My Conflict rules are more complex than that, since they must cover more than "cop meets suspect who is keen to die" scenarios, and the odds are slightly more generous than reality, since when I squished things to make a d6,d6 chart with unarmoured, armour vs frag and armour vs firearm columns, and when I made the first aid and physician rules to fit a 2d6 resolution mechanic, at each step I had to round odds up or down to fit the scale, and I rounded the death odds down in each case.

Nonetheless it's fairly deadly, though as I said less deadly than being a 1st level AD&D1e character. In both cases the player's choices can alter things.

An interesting video came out recently. It was an attempted heist (nobody in the video is physically harmed, though there is some profanity) on an armoured cash vehicle, which was foiled not by gunfire, but by aggressive driving from the driver. The driver is in fact a former police officer who instruct other police; his partner's name and experience has not been made public, but he is obviously younger and less experienced.

As the video goes on, you can see that he is obviously experienced and competent, nonetheless he becomes more erratic and agitated as his adrenaline builds up. He would be experiencing numbness, deafness, altered perception of distance etc - and tunnel vision. This explains his running the vehicle off the road and getting it stuck. His sidekick doesn't get amped up because he's obviously less experienced and doesn't know what to do - but he does exactly what he should do in this situation, which is not to bother the more experienced guy, and to do exactly what that guy tells him.

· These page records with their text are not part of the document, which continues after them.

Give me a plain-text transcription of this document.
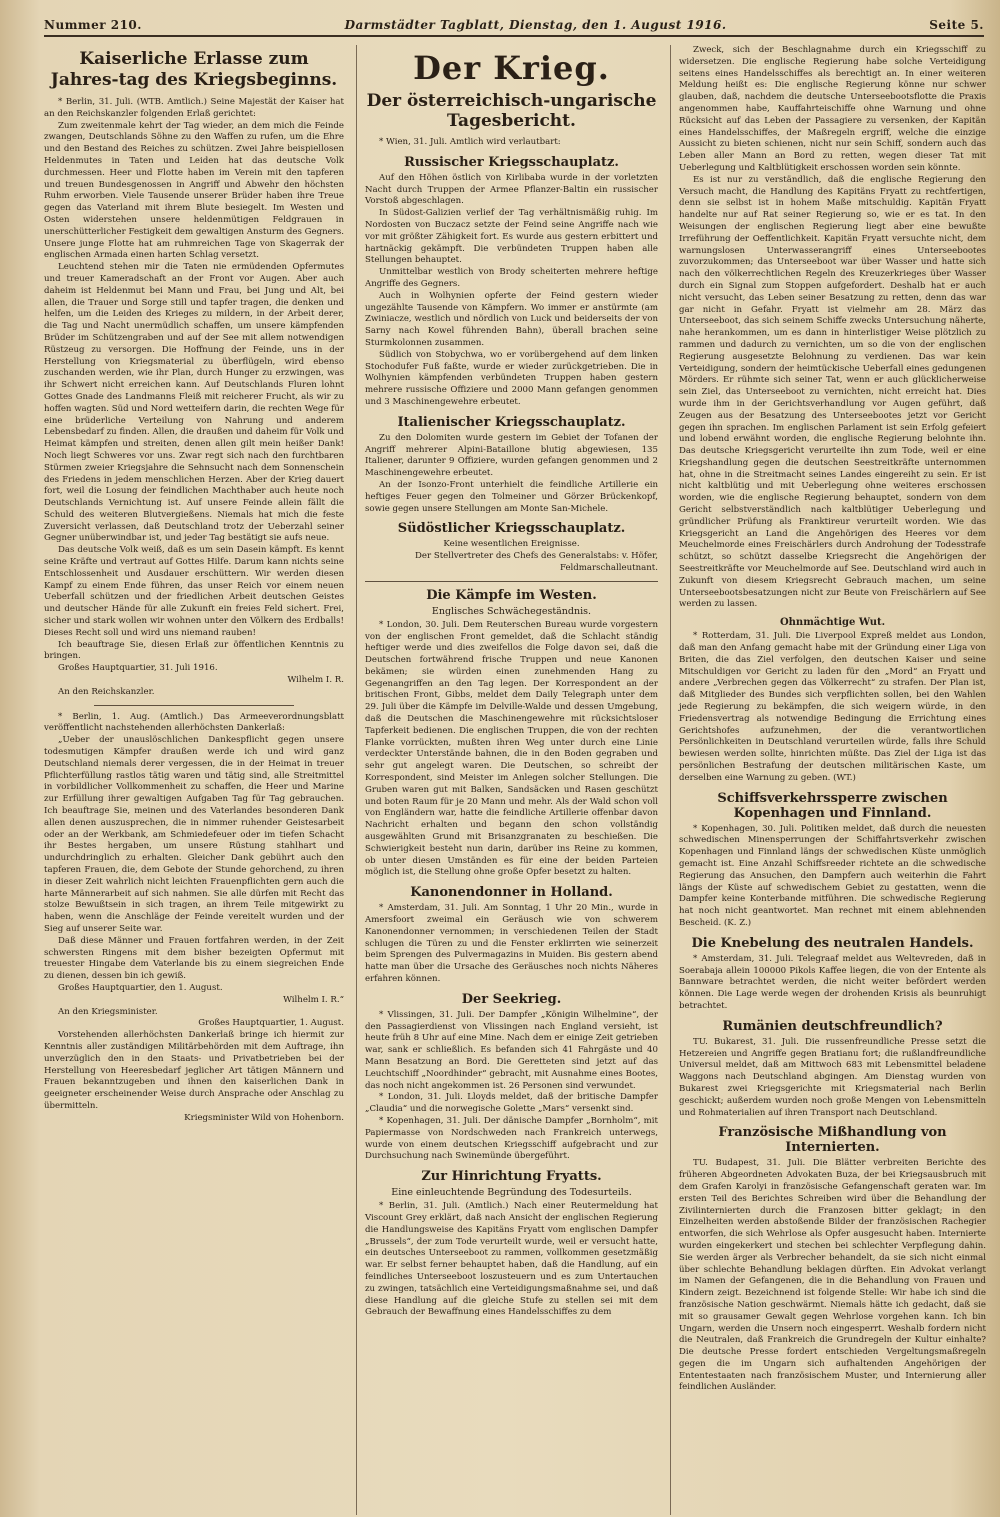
Nummer 210.	Darmstädter Tagblatt, Dienstag, den 1. August 1916.	Seite 5.
Kaiserliche Erlasse zum Jahres-tag des Kriegsbeginns.

* Berlin, 31. Juli. (WTB. Amtlich.) Seine Majestät der Kaiser hat an den Reichskanzler folgenden Erlaß gerichtet:

Zum zweitenmale kehrt der Tag wieder, an dem mich die Feinde zwangen, Deutschlands Söhne zu den Waffen zu rufen, um die Ehre und den Bestand des Reiches zu schützen. Zwei Jahre beispiellosen Heldenmutes in Taten und Leiden hat das deutsche Volk durchmessen. Heer und Flotte haben im Verein mit den tapferen und treuen Bundesgenossen in Angriff und Abwehr den höchsten Ruhm erworben. Viele Tausende unserer Brüder haben ihre Treue gegen das Vaterland mit ihrem Blute besiegelt. Im Westen und Osten widerstehen unsere heldenmütigen Feldgrauen in unerschütterlicher Festigkeit dem gewaltigen Ansturm des Gegners. Unsere junge Flotte hat am ruhmreichen Tage von Skagerrak der englischen Armada einen harten Schlag versetzt.

Leuchtend stehen mir die Taten nie ermüdenden Opfermutes und treuer Kameradschaft an der Front vor Augen. Aber auch daheim ist Heldenmut bei Mann und Frau, bei Jung und Alt, bei allen, die Trauer und Sorge still und tapfer tragen, die denken und helfen, um die Leiden des Krieges zu mildern, in der Arbeit derer, die Tag und Nacht unermüdlich schaffen, um unsere kämpfenden Brüder im Schützengraben und auf der See mit allem notwendigen Rüstzeug zu versorgen. Die Hoffnung der Feinde, uns in der Herstellung von Kriegsmaterial zu überflügeln, wird ebenso zuschanden werden, wie ihr Plan, durch Hunger zu erzwingen, was ihr Schwert nicht erreichen kann. Auf Deutschlands Fluren lohnt Gottes Gnade des Landmanns Fleiß mit reicherer Frucht, als wir zu hoffen wagten. Süd und Nord wetteifern darin, die rechten Wege für eine brüderliche Verteilung von Nahrung und anderem Lebensbedarf zu finden. Allen, die draußen und daheim für Volk und Heimat kämpfen und streiten, denen allen gilt mein heißer Dank! Noch liegt Schweres vor uns. Zwar regt sich nach den furchtbaren Stürmen zweier Kriegsjahre die Sehnsucht nach dem Sonnenschein des Friedens in jedem menschlichen Herzen. Aber der Krieg dauert fort, weil die Losung der feindlichen Machthaber auch heute noch Deutschlands Vernichtung ist. Auf unsere Feinde allein fällt die Schuld des weiteren Blutvergießens. Niemals hat mich die feste Zuversicht verlassen, daß Deutschland trotz der Ueberzahl seiner Gegner unüberwindbar ist, und jeder Tag bestätigt sie aufs neue.

Das deutsche Volk weiß, daß es um sein Dasein kämpft. Es kennt seine Kräfte und vertraut auf Gottes Hilfe. Darum kann nichts seine Entschlossenheit und Ausdauer erschüttern. Wir werden diesen Kampf zu einem Ende führen, das unser Reich vor einem neuen Ueberfall schützen und der friedlichen Arbeit deutschen Geistes und deutscher Hände für alle Zukunft ein freies Feld sichert. Frei, sicher und stark wollen wir wohnen unter den Völkern des Erdballs! Dieses Recht soll und wird uns niemand rauben!

Ich beauftrage Sie, diesen Erlaß zur öffentlichen Kenntnis zu bringen.

Großes Hauptquartier, 31. Juli 1916.

Wilhelm I. R.

An den Reichskanzler.

* Berlin, 1. Aug. (Amtlich.) Das Armeeverordnungsblatt veröffentlicht nachstehenden allerhöchsten Dankerlaß:

„Ueber der unauslöschlichen Dankespflicht gegen unsere todesmutigen Kämpfer draußen werde ich und wird ganz Deutschland niemals derer vergessen, die in der Heimat in treuer Pflichterfüllung rastlos tätig waren und tätig sind, alle Streitmittel in vorbildlicher Vollkommenheit zu schaffen, die Heer und Marine zur Erfüllung ihrer gewaltigen Aufgaben Tag für Tag gebrauchen. Ich beauftrage Sie, meinen und des Vaterlandes besonderen Dank allen denen auszusprechen, die in nimmer ruhender Geistesarbeit oder an der Werkbank, am Schmiedefeuer oder im tiefen Schacht ihr Bestes hergaben, um unsere Rüstung stahlhart und undurchdringlich zu erhalten. Gleicher Dank gebührt auch den tapferen Frauen, die, dem Gebote der Stunde gehorchend, zu ihren in dieser Zeit wahrlich nicht leichten Frauenpflichten gern auch die harte Männerarbeit auf sich nahmen. Sie alle dürfen mit Recht das stolze Bewußtsein in sich tragen, an ihrem Teile mitgewirkt zu haben, wenn die Anschläge der Feinde vereitelt wurden und der Sieg auf unserer Seite war.

Daß diese Männer und Frauen fortfahren werden, in der Zeit schwersten Ringens mit dem bisher bezeigten Opfermut mit treuester Hingabe dem Vaterlande bis zu einem siegreichen Ende zu dienen, dessen bin ich gewiß.

Großes Hauptquartier, den 1. August.

Wilhelm I. R.“

An den Kriegsminister.

Großes Hauptquartier, 1. August.

Vorstehenden allerhöchsten Dankerlaß bringe ich hiermit zur Kenntnis aller zuständigen Militärbehörden mit dem Auftrage, ihn unverzüglich den in den Staats- und Privatbetrieben bei der Herstellung von Heeresbedarf jeglicher Art tätigen Männern und Frauen bekanntzugeben und ihnen den kaiserlichen Dank in geeigneter erscheinender Weise durch Ansprache oder Anschlag zu übermitteln.

Kriegsminister Wild von Hohenborn.

Der Krieg.
Der österreichisch-ungarische Tagesbericht.

* Wien, 31. Juli. Amtlich wird verlautbart:

Russischer Kriegsschauplatz.

Auf den Höhen östlich von Kirlibaba wurde in der vorletzten Nacht durch Truppen der Armee Pflanzer-Baltin ein russischer Vorstoß abgeschlagen.

In Südost-Galizien verlief der Tag verhältnismäßig ruhig. Im Nordosten von Buczacz setzte der Feind seine Angriffe nach wie vor mit größter Zähigkeit fort. Es wurde aus gestern erbittert und hartnäckig gekämpft. Die verbündeten Truppen haben alle Stellungen behauptet.

Unmittelbar westlich von Brody scheiterten mehrere heftige Angriffe des Gegners.

Auch in Wolhynien opferte der Feind gestern wieder ungezählte Tausende von Kämpfern. Wo immer er anstürmte (am Zwiniacze, westlich und nördlich von Luck und beiderseits der von Sarny nach Kowel führenden Bahn), überall brachen seine Sturmkolonnen zusammen.

Südlich von Stobychwa, wo er vorübergehend auf dem linken Stochodufer Fuß faßte, wurde er wieder zurückgetrieben. Die in Wolhynien kämpfenden verbündeten Truppen haben gestern mehrere russische Offiziere und 2000 Mann gefangen genommen und 3 Maschinengewehre erbeutet.

Italienischer Kriegsschauplatz.

Zu den Dolomiten wurde gestern im Gebiet der Tofanen der Angriff mehrerer Alpini-Bataillone blutig abgewiesen, 135 Italiener, darunter 9 Offiziere, wurden gefangen genommen und 2 Maschinengewehre erbeutet.

An der Isonzo-Front unterhielt die feindliche Artillerie ein heftiges Feuer gegen den Tolmeiner und Görzer Brückenkopf, sowie gegen unsere Stellungen am Monte San-Michele.

Südöstlicher Kriegsschauplatz.

Keine wesentlichen Ereignisse.

Der Stellvertreter des Chefs des Generalstabs: v. Höfer, Feldmarschalleutnant.

Die Kämpfe im Westen.
Englisches Schwächegeständnis.

* London, 30. Juli. Dem Reuterschen Bureau wurde vorgestern von der englischen Front gemeldet, daß die Schlacht ständig heftiger werde und dies zweifellos die Folge davon sei, daß die Deutschen fortwährend frische Truppen und neue Kanonen bekämen; sie würden einen zunehmenden Hang zu Gegenangriffen an den Tag legen. Der Korrespondent an der britischen Front, Gibbs, meldet dem Daily Telegraph unter dem 29. Juli über die Kämpfe im Delville-Walde und dessen Umgebung, daß die Deutschen die Maschinengewehre mit rücksichtsloser Tapferkeit bedienen. Die englischen Truppen, die von der rechten Flanke vorrückten, mußten ihren Weg unter durch eine Linie verdeckter Unterstände bahnen, die in den Boden gegraben und sehr gut angelegt waren. Die Deutschen, so schreibt der Korrespondent, sind Meister im Anlegen solcher Stellungen. Die Gruben waren gut mit Balken, Sandsäcken und Rasen geschützt und boten Raum für je 20 Mann und mehr. Als der Wald schon voll von Engländern war, hatte die feindliche Artillerie offenbar davon Nachricht erhalten und begann den schon vollständig ausgewählten Grund mit Brisanzgranaten zu beschießen. Die Schwierigkeit besteht nun darin, darüber ins Reine zu kommen, ob unter diesen Umständen es für eine der beiden Parteien möglich ist, die Stellung ohne große Opfer besetzt zu halten.

Kanonendonner in Holland.

* Amsterdam, 31. Juli. Am Sonntag, 1 Uhr 20 Min., wurde in Amersfoort zweimal ein Geräusch wie von schwerem Kanonendonner vernommen; in verschiedenen Teilen der Stadt schlugen die Türen zu und die Fenster erklirrten wie seinerzeit beim Sprengen des Pulvermagazins in Muiden. Bis gestern abend hatte man über die Ursache des Geräusches noch nichts Näheres erfahren können.

Der Seekrieg.

* Vlissingen, 31. Juli. Der Dampfer „Königin Wilhelmine“, der den Passagierdienst von Vlissingen nach England versieht, ist heute früh 8 Uhr auf eine Mine. Nach dem er einige Zeit getrieben war, sank er schließlich. Es befanden sich 41 Fahrgäste und 40 Mann Besatzung an Bord. Die Geretteten sind jetzt auf das Leuchtschiff „Noordhinder“ gebracht, mit Ausnahme eines Bootes, das noch nicht angekommen ist. 26 Personen sind verwundet.

* London, 31. Juli. Lloyds meldet, daß der britische Dampfer „Claudia“ und die norwegische Golette „Mars“ versenkt sind.

* Kopenhagen, 31. Juli. Der dänische Dampfer „Bornholm“, mit Papiermasse von Nordschweden nach Frankreich unterwegs, wurde von einem deutschen Kriegsschiff aufgebracht und zur Durchsuchung nach Swinemünde übergeführt.

Zur Hinrichtung Fryatts.
Eine einleuchtende Begründung des Todesurteils.

* Berlin, 31. Juli. (Amtlich.) Nach einer Reutermeldung hat Viscount Grey erklärt, daß nach Ansicht der englischen Regierung die Handlungsweise des Kapitäns Fryatt vom englischen Dampfer „Brussels“, der zum Tode verurteilt wurde, weil er versucht hatte, ein deutsches Unterseeboot zu rammen, vollkommen gesetzmäßig war. Er selbst ferner behauptet haben, daß die Handlung, auf ein feindliches Unterseeboot loszusteuern und es zum Untertauchen zu zwingen, tatsächlich eine Verteidigungsmaßnahme sei, und daß diese Handlung auf die gleiche Stufe zu stellen sei mit dem Gebrauch der Bewaffnung eines Handelsschiffes zu dem

Zweck, sich der Beschlagnahme durch ein Kriegsschiff zu widersetzen. Die englische Regierung habe solche Verteidigung seitens eines Handelsschiffes als berechtigt an. In einer weiteren Meldung heißt es: Die englische Regierung könne nur schwer glauben, daß, nachdem die deutsche Unterseebootsflotte die Praxis angenommen habe, Kauffahrteischiffe ohne Warnung und ohne Rücksicht auf das Leben der Passagiere zu versenken, der Kapitän eines Handelsschiffes, der Maßregeln ergriff, welche die einzige Aussicht zu bieten schienen, nicht nur sein Schiff, sondern auch das Leben aller Mann an Bord zu retten, wegen dieser Tat mit Ueberlegung und Kaltblütigkeit erschossen worden sein könnte.

Es ist nur zu verständlich, daß die englische Regierung den Versuch macht, die Handlung des Kapitäns Fryatt zu rechtfertigen, denn sie selbst ist in hohem Maße mitschuldig. Kapitän Fryatt handelte nur auf Rat seiner Regierung so, wie er es tat. In den Weisungen der englischen Regierung liegt aber eine bewußte Irreführung der Oeffentlichkeit. Kapitän Fryatt versuchte nicht, dem warnungslosen Unterwasserangriff eines Unterseebootes zuvorzukommen; das Unterseeboot war über Wasser und hatte sich nach den völkerrechtlichen Regeln des Kreuzerkrieges über Wasser durch ein Signal zum Stoppen aufgefordert. Deshalb hat er auch nicht versucht, das Leben seiner Besatzung zu retten, denn das war gar nicht in Gefahr. Fryatt ist vielmehr am 28. März das Unterseeboot, das sich seinem Schiffe zwecks Untersuchung näherte, nahe herankommen, um es dann in hinterlistiger Weise plötzlich zu rammen und dadurch zu vernichten, um so die von der englischen Regierung ausgesetzte Belohnung zu verdienen. Das war kein Verteidigung, sondern der heimtückische Ueberfall eines gedungenen Mörders. Er rühmte sich seiner Tat, wenn er auch glücklicherweise sein Ziel, das Unterseeboot zu vernichten, nicht erreicht hat. Dies wurde ihm in der Gerichtsverhandlung vor Augen geführt, daß Zeugen aus der Besatzung des Unterseebootes jetzt vor Gericht gegen ihn sprachen. Im englischen Parlament ist sein Erfolg gefeiert und lobend erwähnt worden, die englische Regierung belohnte ihn. Das deutsche Kriegsgericht verurteilte ihn zum Tode, weil er eine Kriegshandlung gegen die deutschen Seestreitkräfte unternommen hat, ohne in die Streitmacht seines Landes eingereiht zu sein. Er ist nicht kaltblütig und mit Ueberlegung ohne weiteres erschossen worden, wie die englische Regierung behauptet, sondern von dem Gericht selbstverständlich nach kaltblütiger Ueberlegung und gründlicher Prüfung als Franktireur verurteilt worden. Wie das Kriegsgericht an Land die Angehörigen des Heeres vor dem Meuchelmorde eines Freischärlers durch Androhung der Todesstrafe schützt, so schützt dasselbe Kriegsrecht die Angehörigen der Seestreitkräfte vor Meuchelmorde auf See. Deutschland wird auch in Zukunft von diesem Kriegsrecht Gebrauch machen, um seine Unterseebootsbesatzungen nicht zur Beute von Freischärlern auf See werden zu lassen.

Ohnmächtige Wut.

* Rotterdam, 31. Juli. Die Liverpool Expreß meldet aus London, daß man den Anfang gemacht habe mit der Gründung einer Liga von Briten, die das Ziel verfolgen, den deutschen Kaiser und seine Mitschuldigen vor Gericht zu laden für den „Mord“ an Fryatt und andere „Verbrechen gegen das Völkerrecht“ zu strafen. Der Plan ist, daß Mitglieder des Bundes sich verpflichten sollen, bei den Wahlen jede Regierung zu bekämpfen, die sich weigern würde, in den Friedensvertrag als notwendige Bedingung die Errichtung eines Gerichtshofes aufzunehmen, der die verantwortlichen Persönlichkeiten in Deutschland verurteilen würde, falls ihre Schuld bewiesen werden sollte, hinrichten müßte. Das Ziel der Liga ist das persönlichen Bestrafung der deutschen militärischen Kaste, um derselben eine Warnung zu geben. (WT.)

Schiffsverkehrssperre zwischen Kopenhagen und Finnland.

* Kopenhagen, 30. Juli. Politiken meldet, daß durch die neuesten schwedischen Minensperrungen der Schiffahrtsverkehr zwischen Kopenhagen und Finnland längs der schwedischen Küste unmöglich gemacht ist. Eine Anzahl Schiffsreeder richtete an die schwedische Regierung das Ansuchen, den Dampfern auch weiterhin die Fahrt längs der Küste auf schwedischem Gebiet zu gestatten, wenn die Dampfer keine Konterbande mitführen. Die schwedische Regierung hat noch nicht geantwortet. Man rechnet mit einem ablehnenden Bescheid. (K. Z.)

Die Knebelung des neutralen Handels.

* Amsterdam, 31. Juli. Telegraaf meldet aus Weltevreden, daß in Soerabaja allein 100000 Pikols Kaffee liegen, die von der Entente als Bannware betrachtet werden, die nicht weiter befördert werden können. Die Lage werde wegen der drohenden Krisis als beunruhigt betrachtet.

Rumänien deutschfreundlich?

TU. Bukarest, 31. Juli. Die russenfreundliche Presse setzt die Hetzereien und Angriffe gegen Bratianu fort; die rußlandfreundliche Universul meldet, daß am Mittwoch 683 mit Lebensmittel beladene Waggons nach Deutschland abgingen. Am Dienstag wurden von Bukarest zwei Kriegsgerichte mit Kriegsmaterial nach Berlin geschickt; außerdem wurden noch große Mengen von Lebensmitteln und Rohmaterialien auf ihren Transport nach Deutschland.

Französische Mißhandlung von Internierten.

TU. Budapest, 31. Juli. Die Blätter verbreiten Berichte des früheren Abgeordneten Advokaten Buza, der bei Kriegsausbruch mit dem Grafen Karolyi in französische Gefangenschaft geraten war. Im ersten Teil des Berichtes Schreiben wird über die Behandlung der Zivilinternierten durch die Franzosen bitter geklagt; in den Einzelheiten werden abstoßende Bilder der französischen Rachegier entworfen, die sich Wehrlose als Opfer ausgesucht haben. Internierte wurden eingekerkert und stechen bei schlechter Verpflegung dahin. Sie werden ärger als Verbrecher behandelt, da sie sich nicht einmal über schlechte Behandlung beklagen dürften. Ein Advokat verlangt im Namen der Gefangenen, die in die Behandlung von Frauen und Kindern zeigt. Bezeichnend ist folgende Stelle: Wir habe ich sind die französische Nation geschwärmt. Niemals hätte ich gedacht, daß sie mit so grausamer Gewalt gegen Wehrlose vorgehen kann. Ich bin Ungarn, werden die Unsern noch eingesperrt. Weshalb fordern nicht die Neutralen, daß Frankreich die Grundregeln der Kultur einhalte? Die deutsche Presse fordert entschieden Vergeltungsmaßregeln gegen die im Ungarn sich aufhaltenden Angehörigen der Ententestaaten nach französischem Muster, und Internierung aller feindlichen Ausländer.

With a stuck vehicle, the driver gets out at the end ready to make a "last stand" - but the robbers had given up and fucked off. The driver was thus following the classic AD&D1e PHB advice: "Avoid unnecessary encounters."

Good life advice, really.


I saw that elsewhere.

My buttocks are still clenched so tight you couldn't hammer a straightpin up my ass with a sledgehammer. Jesus. Full credit to those guys.